Asimismo cuando consultamos “normal” nos dice: que, por su naturaleza, forma o magnitud, se ajusta a ciertas normas fijadas de antemano.

Me permito detallar algunas de las manías habituales que recuerdo haber detectado en nuestro colectivo:

  • Aboulomanía. Incapacidad de tomar decisiones: eliminar un documento ahora o dejarlo para más tarde.
  • Ablutomanía. Lavarse las manos cada poco tiempo: para eliminar polvillo de ciertos documentos si no usamos guantes.
  • Automanía. Compulsión hacia la soledad: ¿Podremos estar un día sin visitas y adelantar trabajo?
  • Bibliomanía: Interés excesivo en buscar donaciones de toda clase: libros, fotografías, documentos…
  • Eremiomanía. Deseo irresistible por la calma: algunas veces es conveniente repetir el mantra ”Om”
  • Ergomanía. Deseo obsesivo por trabajar: si algunas visitas inoportunas nos dejan, claro.
  • Escribomanía. Deseo obsesivo por escribir: informes, estadísticas, formularios…
  • Fotomanía. Deseo irresistible por la luz: en los archivos acostumbra a faltar la luz natural.
  • Glazomanía. Interés obsesivo por hacer listas: tenemos un ejemplo en este escrito.
  • Heliomanía. Anhelo incontrolable por el sol: buscando la alegría del sol mediterráneo.
  • Onomatomanía o la obsesión por repetir ciertas palabras durante cierto tiempo: ahora mismo lo buscamos, ¿Es esto lo que necesita? ¿Puede esperar que acabe la llamada telefónica?…
  • Paramanía. Impulso irresistible de derivar alegría en las quejas: cuando el sentido del humor nos permite sobrevivir a algunos muy pesados.
  • Queromanía. Compulsión hacia la alegría: encontrar un documento, un expediente o un legajo “extraviado” es motivo de honda satisfacción.
  • Sofomanía. Estimación excesiva por los propios conocimientos: a ver si no podemos presumir de nuestros estudios, cursos y seminarios especializados, que buenas horas nos han costado.
  • Timbromanía. Entusiasmo anormal por los sellos: ¿Quién no se ha emocionado al encontrar un sello antiguo entre los papeles del archivo?

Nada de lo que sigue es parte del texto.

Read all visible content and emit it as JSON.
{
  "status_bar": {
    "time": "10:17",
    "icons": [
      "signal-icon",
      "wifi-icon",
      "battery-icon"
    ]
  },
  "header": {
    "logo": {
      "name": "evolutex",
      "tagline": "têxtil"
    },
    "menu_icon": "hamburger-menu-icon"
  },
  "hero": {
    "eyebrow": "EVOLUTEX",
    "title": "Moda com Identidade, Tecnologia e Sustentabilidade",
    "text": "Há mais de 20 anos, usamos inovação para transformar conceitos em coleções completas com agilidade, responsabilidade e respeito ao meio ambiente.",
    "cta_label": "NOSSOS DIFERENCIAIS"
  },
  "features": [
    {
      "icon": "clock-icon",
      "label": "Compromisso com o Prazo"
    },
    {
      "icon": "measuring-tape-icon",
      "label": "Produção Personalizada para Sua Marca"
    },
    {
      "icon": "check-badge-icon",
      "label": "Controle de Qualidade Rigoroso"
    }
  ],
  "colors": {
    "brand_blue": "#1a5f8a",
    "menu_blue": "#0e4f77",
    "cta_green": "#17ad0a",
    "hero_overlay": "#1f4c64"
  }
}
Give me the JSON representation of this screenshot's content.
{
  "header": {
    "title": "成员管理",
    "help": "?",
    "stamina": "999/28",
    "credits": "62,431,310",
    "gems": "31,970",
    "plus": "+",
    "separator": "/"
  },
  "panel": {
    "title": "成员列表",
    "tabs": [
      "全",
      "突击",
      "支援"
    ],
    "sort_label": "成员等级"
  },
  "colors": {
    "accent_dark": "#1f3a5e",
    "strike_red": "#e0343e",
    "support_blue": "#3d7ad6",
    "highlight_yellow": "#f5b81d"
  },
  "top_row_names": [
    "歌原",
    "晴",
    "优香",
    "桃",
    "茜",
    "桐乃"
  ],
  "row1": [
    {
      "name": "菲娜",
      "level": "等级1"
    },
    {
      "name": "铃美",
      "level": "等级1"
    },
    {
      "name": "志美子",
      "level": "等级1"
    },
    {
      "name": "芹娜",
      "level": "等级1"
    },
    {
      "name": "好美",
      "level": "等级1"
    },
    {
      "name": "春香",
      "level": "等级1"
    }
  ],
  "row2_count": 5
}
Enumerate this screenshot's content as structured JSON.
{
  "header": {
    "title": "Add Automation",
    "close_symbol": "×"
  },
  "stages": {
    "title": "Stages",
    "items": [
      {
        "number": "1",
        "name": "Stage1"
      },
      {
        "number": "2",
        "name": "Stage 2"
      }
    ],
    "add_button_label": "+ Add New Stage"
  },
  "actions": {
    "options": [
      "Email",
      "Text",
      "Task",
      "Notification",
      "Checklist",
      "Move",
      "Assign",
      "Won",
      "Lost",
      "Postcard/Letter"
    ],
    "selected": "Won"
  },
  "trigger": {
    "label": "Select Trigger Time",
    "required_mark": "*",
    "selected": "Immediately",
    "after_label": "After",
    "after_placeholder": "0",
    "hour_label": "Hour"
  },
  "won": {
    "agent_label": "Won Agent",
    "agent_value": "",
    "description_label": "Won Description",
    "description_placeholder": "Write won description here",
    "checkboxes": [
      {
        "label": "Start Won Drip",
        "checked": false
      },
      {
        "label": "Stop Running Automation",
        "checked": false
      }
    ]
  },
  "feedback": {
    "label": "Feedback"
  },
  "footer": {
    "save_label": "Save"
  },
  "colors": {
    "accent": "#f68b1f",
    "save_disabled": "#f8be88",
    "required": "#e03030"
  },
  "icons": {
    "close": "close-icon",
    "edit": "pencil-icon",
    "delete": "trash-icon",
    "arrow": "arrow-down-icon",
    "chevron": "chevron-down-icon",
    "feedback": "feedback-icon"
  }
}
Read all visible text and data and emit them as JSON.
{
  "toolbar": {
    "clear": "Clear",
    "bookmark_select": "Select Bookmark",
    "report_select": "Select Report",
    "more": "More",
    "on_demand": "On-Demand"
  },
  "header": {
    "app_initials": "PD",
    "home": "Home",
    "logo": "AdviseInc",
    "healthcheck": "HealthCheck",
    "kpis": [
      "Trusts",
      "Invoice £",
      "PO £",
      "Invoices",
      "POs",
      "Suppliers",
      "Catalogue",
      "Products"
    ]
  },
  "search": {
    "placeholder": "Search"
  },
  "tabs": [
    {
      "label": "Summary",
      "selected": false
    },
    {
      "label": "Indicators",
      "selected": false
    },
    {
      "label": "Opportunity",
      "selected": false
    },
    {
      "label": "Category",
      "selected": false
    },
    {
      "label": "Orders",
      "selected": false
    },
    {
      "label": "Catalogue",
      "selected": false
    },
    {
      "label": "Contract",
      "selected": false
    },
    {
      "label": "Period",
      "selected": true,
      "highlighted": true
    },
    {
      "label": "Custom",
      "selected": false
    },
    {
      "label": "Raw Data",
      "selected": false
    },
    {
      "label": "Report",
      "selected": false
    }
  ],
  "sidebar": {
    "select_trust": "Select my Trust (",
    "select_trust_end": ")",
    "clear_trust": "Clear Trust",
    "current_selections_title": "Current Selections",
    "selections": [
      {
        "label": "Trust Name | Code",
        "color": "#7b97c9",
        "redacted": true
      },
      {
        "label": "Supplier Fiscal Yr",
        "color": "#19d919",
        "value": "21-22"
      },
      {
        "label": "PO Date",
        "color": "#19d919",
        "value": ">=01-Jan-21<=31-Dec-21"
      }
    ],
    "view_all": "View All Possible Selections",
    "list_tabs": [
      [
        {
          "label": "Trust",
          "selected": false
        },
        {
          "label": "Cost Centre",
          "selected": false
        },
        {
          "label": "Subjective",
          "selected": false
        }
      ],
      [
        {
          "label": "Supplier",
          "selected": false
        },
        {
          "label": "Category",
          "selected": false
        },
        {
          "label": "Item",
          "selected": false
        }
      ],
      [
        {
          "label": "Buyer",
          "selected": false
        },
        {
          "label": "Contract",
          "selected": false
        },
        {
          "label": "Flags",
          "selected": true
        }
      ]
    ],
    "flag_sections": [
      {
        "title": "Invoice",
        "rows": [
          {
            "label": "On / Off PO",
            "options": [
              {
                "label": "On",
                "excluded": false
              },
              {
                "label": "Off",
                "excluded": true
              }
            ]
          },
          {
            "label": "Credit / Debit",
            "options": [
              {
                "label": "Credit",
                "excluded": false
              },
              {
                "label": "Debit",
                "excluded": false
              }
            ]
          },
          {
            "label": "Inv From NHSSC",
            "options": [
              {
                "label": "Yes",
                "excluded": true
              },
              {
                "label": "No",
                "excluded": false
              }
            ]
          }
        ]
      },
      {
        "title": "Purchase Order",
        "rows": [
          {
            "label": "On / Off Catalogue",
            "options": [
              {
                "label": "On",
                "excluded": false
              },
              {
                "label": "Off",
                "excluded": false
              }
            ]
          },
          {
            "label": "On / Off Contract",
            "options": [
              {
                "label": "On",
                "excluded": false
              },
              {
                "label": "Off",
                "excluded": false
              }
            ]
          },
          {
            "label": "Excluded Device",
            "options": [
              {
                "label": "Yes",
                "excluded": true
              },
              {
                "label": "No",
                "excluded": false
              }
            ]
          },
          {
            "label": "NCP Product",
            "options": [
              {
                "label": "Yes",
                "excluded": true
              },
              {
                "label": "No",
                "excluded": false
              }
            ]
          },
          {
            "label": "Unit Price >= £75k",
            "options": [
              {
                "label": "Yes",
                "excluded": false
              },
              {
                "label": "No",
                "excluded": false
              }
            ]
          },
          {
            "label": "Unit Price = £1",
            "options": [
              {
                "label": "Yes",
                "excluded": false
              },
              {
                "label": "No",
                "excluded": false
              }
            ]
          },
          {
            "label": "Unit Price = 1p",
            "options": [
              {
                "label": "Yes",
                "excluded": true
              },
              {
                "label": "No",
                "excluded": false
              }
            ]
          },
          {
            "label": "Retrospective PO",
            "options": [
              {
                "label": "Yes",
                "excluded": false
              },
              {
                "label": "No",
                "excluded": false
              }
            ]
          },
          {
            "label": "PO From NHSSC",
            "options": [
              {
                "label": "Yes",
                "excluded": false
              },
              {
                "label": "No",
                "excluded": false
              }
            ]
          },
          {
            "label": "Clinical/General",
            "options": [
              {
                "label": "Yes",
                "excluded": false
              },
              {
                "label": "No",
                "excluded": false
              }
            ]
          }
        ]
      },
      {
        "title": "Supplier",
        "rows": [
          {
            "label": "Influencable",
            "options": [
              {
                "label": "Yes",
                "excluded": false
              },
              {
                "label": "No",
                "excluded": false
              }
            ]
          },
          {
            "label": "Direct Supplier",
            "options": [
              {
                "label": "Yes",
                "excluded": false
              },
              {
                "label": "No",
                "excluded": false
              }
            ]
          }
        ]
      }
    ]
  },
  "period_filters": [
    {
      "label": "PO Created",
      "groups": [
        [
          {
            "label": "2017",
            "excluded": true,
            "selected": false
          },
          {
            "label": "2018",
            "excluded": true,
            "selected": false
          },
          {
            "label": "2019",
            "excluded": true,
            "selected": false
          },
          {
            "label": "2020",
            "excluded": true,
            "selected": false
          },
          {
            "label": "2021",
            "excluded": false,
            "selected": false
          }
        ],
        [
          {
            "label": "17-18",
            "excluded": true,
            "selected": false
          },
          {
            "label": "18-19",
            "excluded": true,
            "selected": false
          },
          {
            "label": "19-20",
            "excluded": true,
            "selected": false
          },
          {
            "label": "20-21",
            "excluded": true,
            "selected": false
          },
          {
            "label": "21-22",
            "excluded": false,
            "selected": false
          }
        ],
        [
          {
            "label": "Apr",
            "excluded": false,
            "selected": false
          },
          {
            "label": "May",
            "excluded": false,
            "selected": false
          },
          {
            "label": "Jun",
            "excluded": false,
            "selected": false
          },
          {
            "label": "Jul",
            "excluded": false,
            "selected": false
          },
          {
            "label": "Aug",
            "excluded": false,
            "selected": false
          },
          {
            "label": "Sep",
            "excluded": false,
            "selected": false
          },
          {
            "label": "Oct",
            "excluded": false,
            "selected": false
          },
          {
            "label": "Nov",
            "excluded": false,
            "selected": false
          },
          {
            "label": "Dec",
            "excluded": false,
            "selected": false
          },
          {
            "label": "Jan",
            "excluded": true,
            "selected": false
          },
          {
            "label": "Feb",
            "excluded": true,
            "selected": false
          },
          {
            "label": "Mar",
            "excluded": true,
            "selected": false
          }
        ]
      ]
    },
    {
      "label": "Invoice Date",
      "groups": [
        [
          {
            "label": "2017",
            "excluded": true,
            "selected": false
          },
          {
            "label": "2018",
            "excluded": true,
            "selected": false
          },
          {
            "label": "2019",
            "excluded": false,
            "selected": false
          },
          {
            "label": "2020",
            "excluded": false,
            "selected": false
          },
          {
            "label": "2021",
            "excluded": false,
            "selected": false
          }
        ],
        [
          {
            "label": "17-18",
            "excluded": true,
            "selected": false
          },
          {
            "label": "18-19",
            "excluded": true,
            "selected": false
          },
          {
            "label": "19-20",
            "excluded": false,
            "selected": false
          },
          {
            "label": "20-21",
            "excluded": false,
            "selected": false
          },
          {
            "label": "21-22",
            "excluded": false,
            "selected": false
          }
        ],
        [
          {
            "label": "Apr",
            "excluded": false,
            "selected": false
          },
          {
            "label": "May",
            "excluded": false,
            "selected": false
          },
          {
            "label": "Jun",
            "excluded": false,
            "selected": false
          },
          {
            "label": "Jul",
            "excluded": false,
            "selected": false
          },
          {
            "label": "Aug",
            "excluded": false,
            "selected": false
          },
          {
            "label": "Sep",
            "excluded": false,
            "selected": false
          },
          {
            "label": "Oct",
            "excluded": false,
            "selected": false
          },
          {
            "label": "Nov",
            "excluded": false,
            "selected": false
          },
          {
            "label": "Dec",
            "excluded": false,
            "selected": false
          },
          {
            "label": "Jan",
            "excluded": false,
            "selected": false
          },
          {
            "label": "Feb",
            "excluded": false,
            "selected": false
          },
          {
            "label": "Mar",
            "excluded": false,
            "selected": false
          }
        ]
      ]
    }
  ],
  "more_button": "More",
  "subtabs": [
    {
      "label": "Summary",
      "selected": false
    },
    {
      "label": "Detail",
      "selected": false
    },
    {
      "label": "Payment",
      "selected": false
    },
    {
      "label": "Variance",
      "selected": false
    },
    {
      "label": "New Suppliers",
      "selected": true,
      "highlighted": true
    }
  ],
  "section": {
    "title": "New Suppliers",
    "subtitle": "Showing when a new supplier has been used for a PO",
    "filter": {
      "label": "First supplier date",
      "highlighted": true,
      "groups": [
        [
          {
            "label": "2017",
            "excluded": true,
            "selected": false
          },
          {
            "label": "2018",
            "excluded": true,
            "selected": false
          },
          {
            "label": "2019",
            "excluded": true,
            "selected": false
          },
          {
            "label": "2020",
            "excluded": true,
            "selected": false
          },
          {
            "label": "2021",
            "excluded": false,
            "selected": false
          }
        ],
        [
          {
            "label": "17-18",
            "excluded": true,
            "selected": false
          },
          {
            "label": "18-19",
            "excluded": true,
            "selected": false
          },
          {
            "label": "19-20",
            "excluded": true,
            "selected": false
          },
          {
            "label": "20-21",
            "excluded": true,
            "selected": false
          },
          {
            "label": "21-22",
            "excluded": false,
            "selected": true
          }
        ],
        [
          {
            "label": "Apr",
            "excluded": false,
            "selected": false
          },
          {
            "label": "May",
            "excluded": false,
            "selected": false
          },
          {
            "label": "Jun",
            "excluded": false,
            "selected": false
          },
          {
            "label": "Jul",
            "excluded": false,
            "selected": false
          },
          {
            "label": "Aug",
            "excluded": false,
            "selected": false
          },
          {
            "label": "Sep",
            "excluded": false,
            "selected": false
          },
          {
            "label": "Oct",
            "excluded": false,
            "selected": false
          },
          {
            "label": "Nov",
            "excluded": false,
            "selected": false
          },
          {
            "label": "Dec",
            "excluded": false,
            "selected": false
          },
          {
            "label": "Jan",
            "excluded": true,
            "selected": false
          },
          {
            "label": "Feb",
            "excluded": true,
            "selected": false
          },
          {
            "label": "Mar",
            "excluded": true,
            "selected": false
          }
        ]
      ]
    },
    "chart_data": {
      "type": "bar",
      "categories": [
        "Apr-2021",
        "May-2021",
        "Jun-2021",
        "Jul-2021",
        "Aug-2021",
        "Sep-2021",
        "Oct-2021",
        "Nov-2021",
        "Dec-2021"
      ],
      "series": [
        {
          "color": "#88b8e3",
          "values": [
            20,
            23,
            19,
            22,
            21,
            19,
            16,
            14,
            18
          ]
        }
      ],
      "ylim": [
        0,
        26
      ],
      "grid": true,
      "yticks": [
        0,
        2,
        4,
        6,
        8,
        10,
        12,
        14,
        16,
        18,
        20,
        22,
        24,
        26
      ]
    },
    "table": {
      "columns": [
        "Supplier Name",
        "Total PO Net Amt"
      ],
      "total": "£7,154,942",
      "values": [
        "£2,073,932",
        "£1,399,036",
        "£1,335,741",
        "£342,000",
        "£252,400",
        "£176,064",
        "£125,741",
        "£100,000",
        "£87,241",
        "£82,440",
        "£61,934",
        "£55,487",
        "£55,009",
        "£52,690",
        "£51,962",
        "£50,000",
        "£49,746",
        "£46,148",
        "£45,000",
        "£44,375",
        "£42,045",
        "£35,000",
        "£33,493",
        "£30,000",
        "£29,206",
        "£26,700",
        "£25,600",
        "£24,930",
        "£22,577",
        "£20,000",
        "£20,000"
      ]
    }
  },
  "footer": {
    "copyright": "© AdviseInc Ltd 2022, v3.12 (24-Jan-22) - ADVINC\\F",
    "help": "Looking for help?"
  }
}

Las manías son intrascendentes, siempre que no provoquen sufrimiento y no interfieran con la vida normal. Así que después de ver este pequeño listado de 15 manías raras y no tan raras, siempre en clave de humor, creo que podemos mirarnos al espejo y ver que en el fondo todas las personas relacionadas con la archivística y la gestión documental somos “maniáticos normales”.